Probably only a few million years young, Beta Pictoris b is already fully formed, despite standard models that say such a planet should take ten million years to reach "adulthood," researchers say. The planet breaks the record once held by the planet BD 20 1790b, which clocked in at 35 million years old.
The new planet is also nearer to its parent star than any other known planet outside our solar system - about as close as Saturn is to our sun.
Located about 63.4 light-years from Earth, that star, named simply Beta Pictoris, is similar to our own star. And like Beta Pictoris b, Beta Pictoris is relatively young - about 12 million years old, compared with the sun's 4.5 billion years.
First Direct Evidence of Youngest Planet
Previous pictures - including Hubble Space Telescope images released in 2006 - had revealed that an orbiting disk of dusty debris, likely created by the collisions of young asteroids and planets, surrounds Beta Pictoris.
A gap in the disk, which resulted in a ring around the star, had suggested that a Jupiter-like "gas giant" planet was sweeping through. But the existence of the planet wasn't confirmed until the European Southern Observatory's Very Large Telescope captured the new pictures in 2009.

The infrared pictures make clear that Beta Pictoris b, which is about nine times more massive than Jupiter, is not only a real exoplanet - a planet outside our solar system - but a fully formed one.

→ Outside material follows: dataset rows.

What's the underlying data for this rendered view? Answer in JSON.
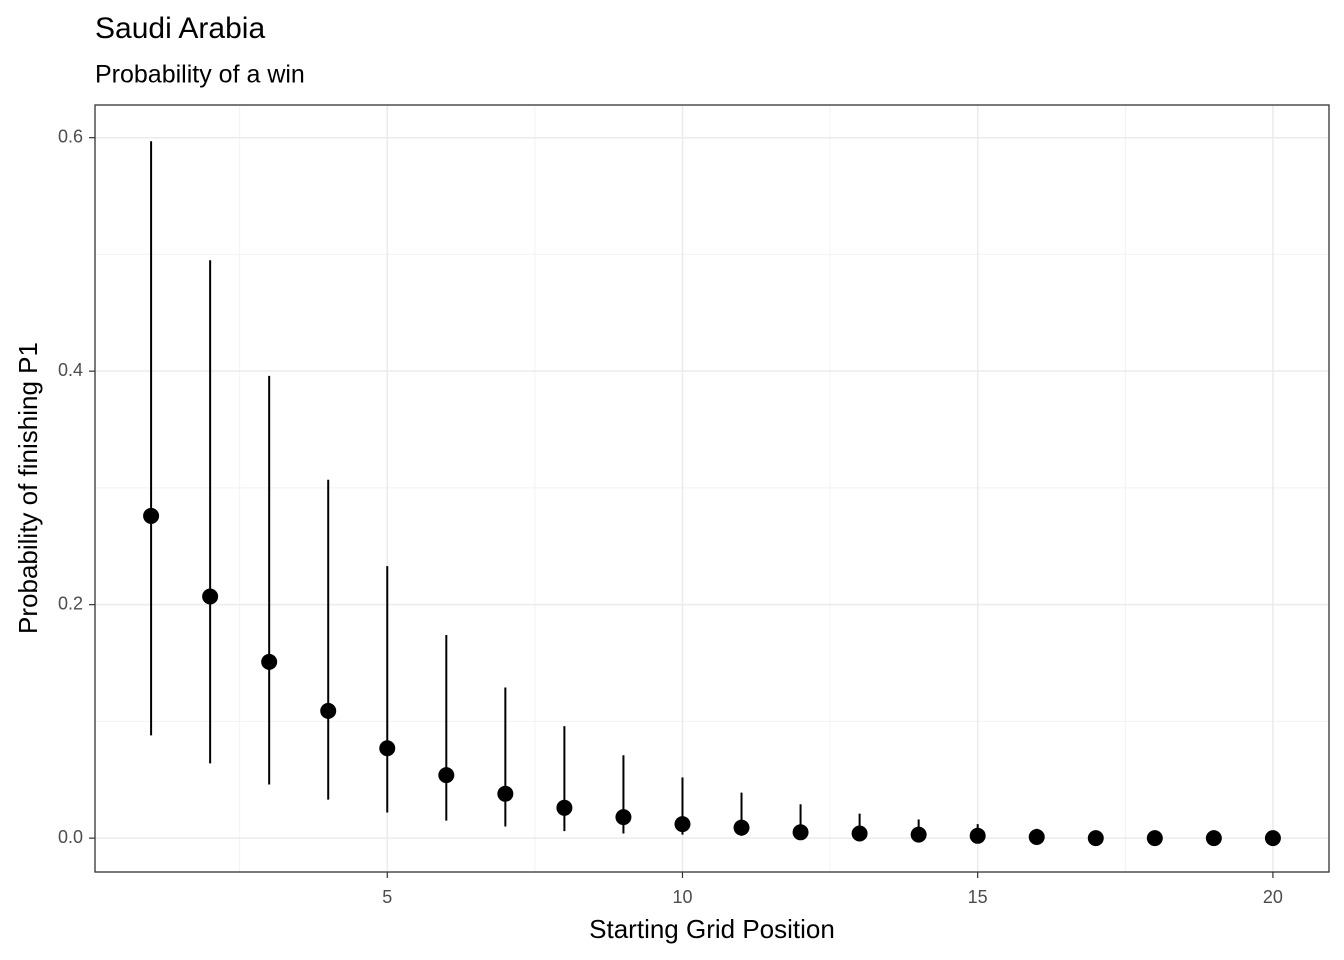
{
  "chart_data": {
    "type": "pointrange",
    "title": "Saudi Arabia",
    "subtitle": "Probability of a win",
    "x_label": "Starting Grid Position",
    "y_label": "Probability of finishing P1",
    "x": [
      1,
      2,
      3,
      4,
      5,
      6,
      7,
      8,
      9,
      10,
      11,
      12,
      13,
      14,
      15,
      16,
      17,
      18,
      19,
      20
    ],
    "series": [
      {
        "color": "#000000",
        "values": [
          0.276,
          0.207,
          0.151,
          0.109,
          0.077,
          0.054,
          0.038,
          0.026,
          0.018,
          0.012,
          0.009,
          0.005,
          0.004,
          0.003,
          0.002,
          0.001,
          0.0,
          0.0,
          0.0,
          0.0
        ],
        "lower": [
          0.088,
          0.064,
          0.046,
          0.033,
          0.022,
          0.015,
          0.01,
          0.006,
          0.004,
          0.003,
          0.002,
          0.001,
          0.001,
          0.0,
          0.0,
          0.0,
          0.0,
          0.0,
          0.0,
          0.0
        ],
        "upper": [
          0.597,
          0.495,
          0.396,
          0.307,
          0.233,
          0.174,
          0.129,
          0.096,
          0.071,
          0.052,
          0.039,
          0.029,
          0.021,
          0.016,
          0.012,
          0.008,
          0.004,
          0.003,
          0.002,
          0.001
        ]
      }
    ],
    "xlim": [
      0.05,
      20.95
    ],
    "ylim": [
      -0.029,
      0.628
    ],
    "xticks": [
      5,
      10,
      15,
      20
    ],
    "yticks": [
      {
        "value": 0,
        "label": "0.0"
      },
      0.2,
      0.4,
      0.6
    ],
    "grid": true
  }
}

"It's the first time we have direct proof of the time scale to form a planet - the first proof to say a planet can form rapidly," said study leader Anne-Marie Lagrange of the Astrophysics Laboratory of Grenoble in France.
Beta Pictoris a Boon to Planet Hunters?
Lagrange believes that stars with debris rings make "nice places to look for planets."

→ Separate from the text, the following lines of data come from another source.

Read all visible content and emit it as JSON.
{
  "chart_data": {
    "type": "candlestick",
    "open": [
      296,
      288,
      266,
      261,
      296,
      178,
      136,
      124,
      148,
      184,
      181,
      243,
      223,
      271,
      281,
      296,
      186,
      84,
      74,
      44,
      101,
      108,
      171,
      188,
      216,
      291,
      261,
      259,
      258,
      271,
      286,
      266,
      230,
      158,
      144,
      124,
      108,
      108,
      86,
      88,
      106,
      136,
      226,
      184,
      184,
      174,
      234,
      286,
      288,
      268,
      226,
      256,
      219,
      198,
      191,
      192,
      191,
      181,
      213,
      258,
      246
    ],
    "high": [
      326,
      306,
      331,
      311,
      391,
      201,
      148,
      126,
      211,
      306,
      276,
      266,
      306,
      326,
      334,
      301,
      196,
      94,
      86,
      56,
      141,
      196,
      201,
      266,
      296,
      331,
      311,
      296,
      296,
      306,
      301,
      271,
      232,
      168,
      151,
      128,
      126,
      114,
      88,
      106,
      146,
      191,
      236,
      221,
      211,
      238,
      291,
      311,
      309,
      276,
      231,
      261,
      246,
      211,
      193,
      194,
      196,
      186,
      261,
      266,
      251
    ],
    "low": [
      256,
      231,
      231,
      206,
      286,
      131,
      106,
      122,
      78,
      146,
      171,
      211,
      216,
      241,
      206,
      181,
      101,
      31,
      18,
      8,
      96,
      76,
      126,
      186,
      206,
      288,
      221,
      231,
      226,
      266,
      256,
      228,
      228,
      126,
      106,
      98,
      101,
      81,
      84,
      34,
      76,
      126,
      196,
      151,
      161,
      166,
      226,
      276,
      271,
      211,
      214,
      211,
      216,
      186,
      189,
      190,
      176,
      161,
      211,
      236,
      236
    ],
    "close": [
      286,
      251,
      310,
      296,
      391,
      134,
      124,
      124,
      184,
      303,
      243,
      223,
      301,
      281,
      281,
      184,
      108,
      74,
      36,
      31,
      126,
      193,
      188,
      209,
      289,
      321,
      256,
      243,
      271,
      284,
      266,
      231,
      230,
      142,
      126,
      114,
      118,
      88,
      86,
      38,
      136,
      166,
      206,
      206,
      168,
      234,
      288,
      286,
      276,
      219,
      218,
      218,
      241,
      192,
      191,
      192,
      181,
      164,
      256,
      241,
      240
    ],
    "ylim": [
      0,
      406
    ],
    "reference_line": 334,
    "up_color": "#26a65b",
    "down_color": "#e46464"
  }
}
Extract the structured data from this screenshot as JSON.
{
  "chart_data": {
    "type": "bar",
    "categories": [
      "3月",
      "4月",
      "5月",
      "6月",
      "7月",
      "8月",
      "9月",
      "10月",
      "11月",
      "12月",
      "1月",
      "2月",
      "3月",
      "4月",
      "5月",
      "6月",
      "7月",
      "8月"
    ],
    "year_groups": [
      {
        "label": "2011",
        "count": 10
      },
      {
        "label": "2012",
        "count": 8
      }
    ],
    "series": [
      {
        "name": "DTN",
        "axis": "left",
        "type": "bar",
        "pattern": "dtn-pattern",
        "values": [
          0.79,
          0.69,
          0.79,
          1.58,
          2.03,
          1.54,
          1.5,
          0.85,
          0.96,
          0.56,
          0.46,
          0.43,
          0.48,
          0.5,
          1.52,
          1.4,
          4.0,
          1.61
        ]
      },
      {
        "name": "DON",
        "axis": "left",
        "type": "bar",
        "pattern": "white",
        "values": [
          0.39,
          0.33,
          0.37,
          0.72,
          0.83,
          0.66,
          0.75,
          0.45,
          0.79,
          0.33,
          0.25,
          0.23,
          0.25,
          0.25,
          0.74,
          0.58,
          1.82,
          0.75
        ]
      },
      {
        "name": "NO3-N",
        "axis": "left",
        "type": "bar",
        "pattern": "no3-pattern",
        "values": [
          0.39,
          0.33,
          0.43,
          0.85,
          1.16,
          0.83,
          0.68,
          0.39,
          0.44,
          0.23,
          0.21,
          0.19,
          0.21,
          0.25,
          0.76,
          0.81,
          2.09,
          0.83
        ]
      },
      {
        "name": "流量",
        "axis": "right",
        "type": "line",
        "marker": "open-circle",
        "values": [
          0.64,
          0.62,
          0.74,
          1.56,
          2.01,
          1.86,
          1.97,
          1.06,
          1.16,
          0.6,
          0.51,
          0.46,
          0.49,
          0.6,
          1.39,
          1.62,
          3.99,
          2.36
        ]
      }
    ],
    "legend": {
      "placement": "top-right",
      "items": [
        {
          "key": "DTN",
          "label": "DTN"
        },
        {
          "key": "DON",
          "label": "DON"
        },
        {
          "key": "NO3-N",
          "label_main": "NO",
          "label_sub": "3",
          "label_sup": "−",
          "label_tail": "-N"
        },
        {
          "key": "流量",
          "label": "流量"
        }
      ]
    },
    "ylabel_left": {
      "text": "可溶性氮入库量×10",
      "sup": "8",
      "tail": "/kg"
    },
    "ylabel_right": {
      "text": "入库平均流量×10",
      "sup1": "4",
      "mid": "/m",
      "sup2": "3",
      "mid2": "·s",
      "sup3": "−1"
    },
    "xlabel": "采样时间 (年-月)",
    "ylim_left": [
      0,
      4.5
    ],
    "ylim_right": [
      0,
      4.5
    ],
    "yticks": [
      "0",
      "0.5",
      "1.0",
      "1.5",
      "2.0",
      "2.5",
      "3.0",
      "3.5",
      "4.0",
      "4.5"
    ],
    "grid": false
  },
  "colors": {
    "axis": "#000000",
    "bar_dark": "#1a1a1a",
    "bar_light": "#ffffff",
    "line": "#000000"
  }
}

She's not convinced, though, that all rings around stars are proof of planets. By gravitationally yanking out masses of debris from a disk, a flyby from a nearby star could also create rings, she said.

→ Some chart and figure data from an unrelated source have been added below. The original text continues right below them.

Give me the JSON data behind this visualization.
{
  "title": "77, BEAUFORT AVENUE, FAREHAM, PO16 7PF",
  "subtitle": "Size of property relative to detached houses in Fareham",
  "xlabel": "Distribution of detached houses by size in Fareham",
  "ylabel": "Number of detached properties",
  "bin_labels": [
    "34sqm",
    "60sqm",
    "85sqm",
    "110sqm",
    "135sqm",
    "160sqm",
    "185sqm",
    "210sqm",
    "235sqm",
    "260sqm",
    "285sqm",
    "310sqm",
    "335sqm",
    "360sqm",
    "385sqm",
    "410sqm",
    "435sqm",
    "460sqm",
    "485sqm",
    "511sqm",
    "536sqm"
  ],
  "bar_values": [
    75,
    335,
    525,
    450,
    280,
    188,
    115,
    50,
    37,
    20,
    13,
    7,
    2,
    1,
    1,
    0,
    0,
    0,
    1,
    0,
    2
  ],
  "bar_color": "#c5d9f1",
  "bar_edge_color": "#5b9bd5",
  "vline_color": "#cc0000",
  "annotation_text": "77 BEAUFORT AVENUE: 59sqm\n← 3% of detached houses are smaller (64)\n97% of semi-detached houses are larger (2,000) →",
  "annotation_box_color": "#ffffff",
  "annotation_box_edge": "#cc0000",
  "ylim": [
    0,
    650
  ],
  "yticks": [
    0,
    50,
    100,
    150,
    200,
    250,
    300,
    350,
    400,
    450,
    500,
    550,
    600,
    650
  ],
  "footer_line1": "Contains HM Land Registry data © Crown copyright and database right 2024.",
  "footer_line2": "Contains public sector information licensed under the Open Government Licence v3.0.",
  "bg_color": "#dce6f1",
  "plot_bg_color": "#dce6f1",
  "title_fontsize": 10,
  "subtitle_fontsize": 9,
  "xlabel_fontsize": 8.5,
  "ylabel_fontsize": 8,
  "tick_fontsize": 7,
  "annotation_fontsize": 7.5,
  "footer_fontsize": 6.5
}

Separating planet-neighboring rings from the other types of rings should get easier after 2012, when the Atacama Large Millimeter Array (ALMA) radio telescopes - more sensitive than current arrays - are scheduled to go online in Chile.
When it comes to planet hunting, Lagrange added, the pace of technology has been impressive.
"We are just now starting to be able to make direct images of exoplanets," she said. "We get very different information now, and in a few years' time we may even be able to look inside the atmospheres of these planets."
The new planet study appears in this week's issue of the journal Science.